The act of which this section forms a part became a law March 2, 1853. U. S, Rev. Stats,, § 2477, provides that,
Were school lands in the territory of Washington reserved for public uses by § 1947, supra, so as to except them from the operation of § 2477, supra? We are clearly of the opinion that they were not. The act of March 2, 1853, was simply a declaration of governmental policy, and the title to sections 16 and 36 thereafter remained in the general government, subject to the dominion and control of Congress, until otherwise appropriated or disposed of. Thus, in Barkley v. United States, 3 Wash. Ter. 522, 19 Pac. 36, it was held that sections 16 and 36 were public lands of the United States, within the provisions of the act of February 25, 1885, entitled, “An act to prevent unlawful occupation of public lands.” The same conclusion was reached in United States v. Elliot, 12 Utah 119, 41 Pac. 720, and in United States v. Bisel, 8 Mont. 20, 19 Pac. 251. In Burrows v. Kimball, 11 Utah 149, 41 Pac. 719, it was held that school lands were reserved to the United States and under the actual control of Congress, until granted to the state or territory. The direct question here presented was before the suprme court of South Dakota in Riverside Township v. Newton, 11 S. D. 120, 75 N. W. 899. In that case the court says:
“Do the foregoing provisions of the Compiled Laws apply to school sections, is the decisive question, which must be answered affirmatively, unless by the act of Congress above quoted the same were ‘reserved for public uses.’ The mere announcement of a governmental policy to withhold, when the same shall be surveyed, specified portions of the public domain from settlers and purchasers, ‘for the purpose of being applied to schools of states hereafter to be erected,’ is neither a grant nor reservation ‘for public uses.’ The act of Congress granting the right of way for the construction of highways over public lands, construed with the provisions of our statute, creates an easement of which respondent had*278 notice, operating uniformly upon all section lines, including tbe boundaries of school sections designed to be leased or sold by the state for the purpose of creating a trust fund for the benefit of the public schools. Such lands are not reserved for, nor are they put to, a public use. Section 2364 of the United States Eevised Statutes, when considered with other provisions relating to the same subject, tends to negative the-idea that such lands were reserved for public uses by providing that ‘whenever any reservation of public lands is brought into market, the commmissioner of the general land office shall fix a minimum price, not less than one dollar and twenty-five cents per acre, below which such lands shall not be disposed of.’ Our conclusion therefore is that the lawmakers have reserved and located a highway along the school section line in question, which appellant is authorized to open and prepare for the use of the public, without allowing respondent any compensation in the way of damages.”

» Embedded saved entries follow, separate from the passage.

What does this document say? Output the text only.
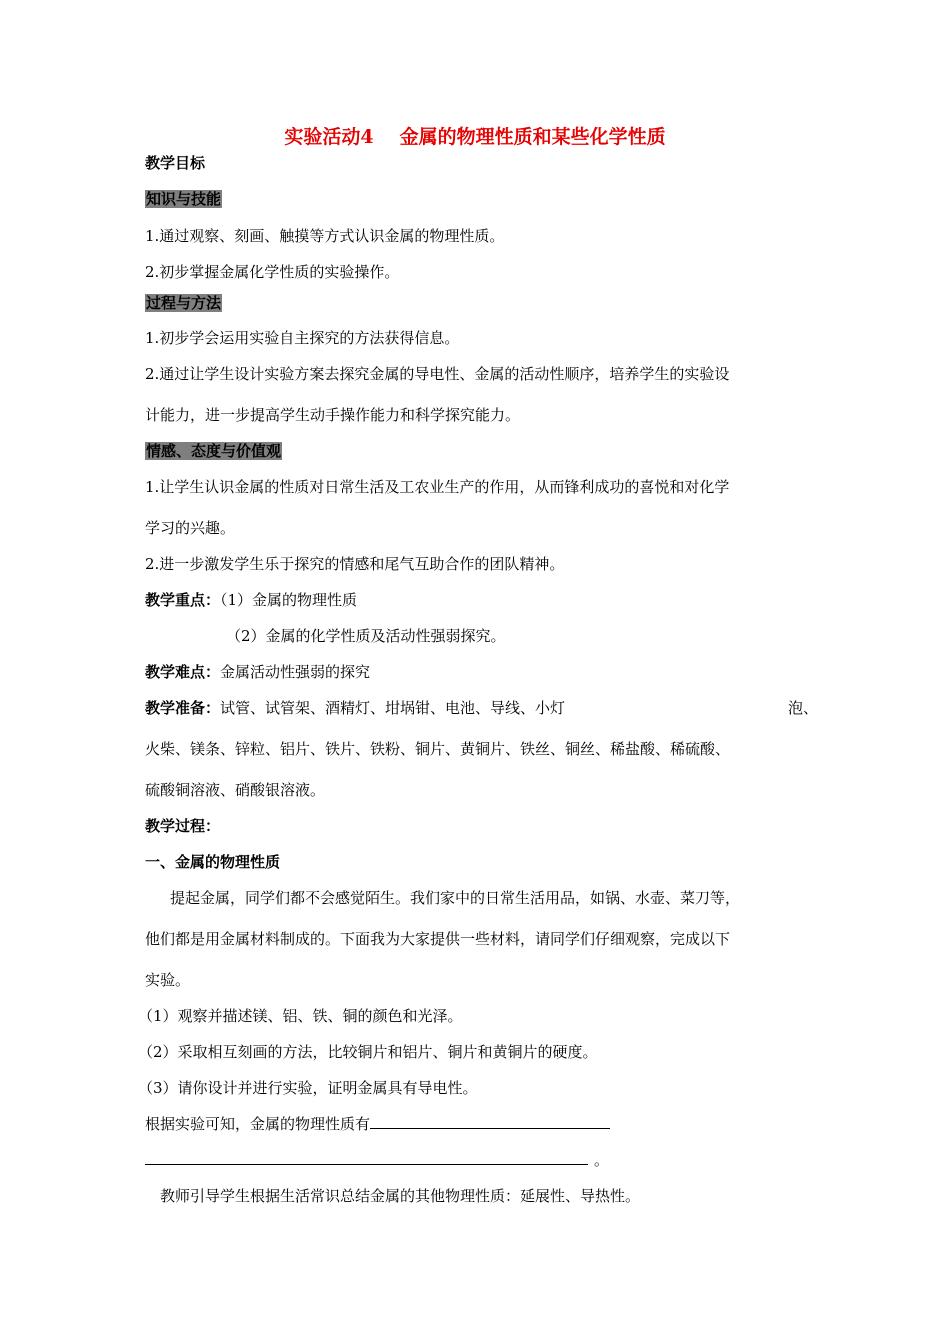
实验活动4 金属的物理性质和某些化学性质
教学目标
知识与技能
1.通过观察、刻画、触摸等方式认识金属的物理性质。
2.初步掌握金属化学性质的实验操作。
过程与方法
1.初步学会运用实验自主探究的方法获得信息。
2.通过让学生设计实验方案去探究金属的导电性、金属的活动性顺序，培养学生的实验设
计能力，进一步提高学生动手操作能力和科学探究能力。
情感、态度与价值观
1.让学生认识金属的性质对日常生活及工农业生产的作用，从而锋利成功的喜悦和对化学
学习的兴趣。
2.进一步激发学生乐于探究的情感和尾气互助合作的团队精神。
教学重点：（1）金属的物理性质
（2）金属的化学性质及活动性强弱探究。
教学难点：金属活动性强弱的探究
教学准备：试管、试管架、酒精灯、坩埚钳、电池、导线、小灯	泡、
火柴、镁条、锌粒、铝片、铁片、铁粉、铜片、黄铜片、铁丝、铜丝、稀盐酸、稀硫酸、
硫酸铜溶液、硝酸银溶液。
教学过程：
一、金属的物理性质
提起金属，同学们都不会感觉陌生。我们家中的日常生活用品，如锅、水壶、菜刀等，
他们都是用金属材料制成的。下面我为大家提供一些材料，请同学们仔细观察，完成以下
实验。
（1）观察并描述镁、铝、铁、铜的颜色和光泽。
（2）采取相互刻画的方法，比较铜片和铝片、铜片和黄铜片的硬度。
（3）请你设计并进行实验，证明金属具有导电性。
根据实验可知，金属的物理性质有
。
教师引导学生根据生活常识总结金属的其他物理性质：延展性、导热性。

See, also, Coleman v. St. Paul etc. R. Co., 38 Minn. 260, 36 N. W. 638; 26 Am. & Eng. Ency. Law (2d ed.), 357.
We are therefore of opinion that the land in controversy was not “reserved for public uses,” within the meaning of the exception or reservation contained in section 2477 of the United States Eevised Statutes, and that there is a valid and subsisting public highway across the appellants’ lands, under the facts agreed upon in this case. It therefore becomes unnecessary to decide the other questions presented on this appeal There is no error in the record, and the judgment is affirmed.